Ölü Deniz rifti boyunca olan tektonik hareketlilik küçük gerilmelerle birlikte dikey makaslama şeklindedir. Rift, normal faylarla sınırlıdır. Ölü Deniz, büyük ve çok aktif, grabenleri rift boyunca tutar. Doğuda Arava fayları ve batıda Jericho fayları ile sınırlıdır (Neev ve Hall, 1978; Garfunkel, 1981). Toplam kayma 105 km olup şimdiki yapılar kaymanın son 40 km’sinde oluşmuştur. Zamanı ise muhtemelen Plio-Pleistosen’dir.

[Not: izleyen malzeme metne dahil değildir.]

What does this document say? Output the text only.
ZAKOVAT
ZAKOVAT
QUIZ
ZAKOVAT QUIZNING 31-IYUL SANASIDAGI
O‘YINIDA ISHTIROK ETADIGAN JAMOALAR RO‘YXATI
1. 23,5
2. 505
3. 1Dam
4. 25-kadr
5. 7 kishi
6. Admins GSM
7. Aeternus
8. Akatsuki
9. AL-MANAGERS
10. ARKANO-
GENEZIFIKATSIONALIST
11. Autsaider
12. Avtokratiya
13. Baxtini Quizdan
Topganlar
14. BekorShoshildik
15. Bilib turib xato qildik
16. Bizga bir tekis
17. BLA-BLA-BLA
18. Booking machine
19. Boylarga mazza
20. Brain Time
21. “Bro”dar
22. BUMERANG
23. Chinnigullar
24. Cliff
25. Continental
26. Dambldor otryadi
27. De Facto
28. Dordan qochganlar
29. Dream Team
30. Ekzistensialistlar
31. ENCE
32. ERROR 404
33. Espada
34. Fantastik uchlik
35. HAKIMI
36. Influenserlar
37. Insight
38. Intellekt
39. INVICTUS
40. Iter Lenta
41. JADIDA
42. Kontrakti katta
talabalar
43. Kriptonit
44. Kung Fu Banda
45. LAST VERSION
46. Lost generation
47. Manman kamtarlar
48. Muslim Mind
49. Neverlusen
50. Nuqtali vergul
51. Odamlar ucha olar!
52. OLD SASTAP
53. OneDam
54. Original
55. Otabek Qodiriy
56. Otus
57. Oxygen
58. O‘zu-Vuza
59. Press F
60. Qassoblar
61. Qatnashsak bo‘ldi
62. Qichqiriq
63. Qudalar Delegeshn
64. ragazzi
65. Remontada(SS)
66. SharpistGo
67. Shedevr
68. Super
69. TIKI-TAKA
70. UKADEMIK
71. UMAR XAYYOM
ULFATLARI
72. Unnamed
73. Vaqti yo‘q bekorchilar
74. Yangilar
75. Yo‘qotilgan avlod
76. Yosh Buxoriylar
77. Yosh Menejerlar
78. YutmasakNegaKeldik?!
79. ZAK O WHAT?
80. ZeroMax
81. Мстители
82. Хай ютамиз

Transform boyunca yapılan gravite çalışmaları 3 büyük bölgesel gravite özelliğini açığa çıkarmıştır:

 Bouguer değerlerinin, Akdeniz’e doğru artmasının nedeni (güneyden, kuzeye) kıyısal düzlüğün altındaki kabuk incelmesi (Ginzburg ve diğ., 1979a) ve kabuktaki yanal litolojik değişimlerdir.

 Genç sedimanter dolgu, rifte doğru olan eğim üzerinde negatif Bouguer değerlerine neden olmuştur.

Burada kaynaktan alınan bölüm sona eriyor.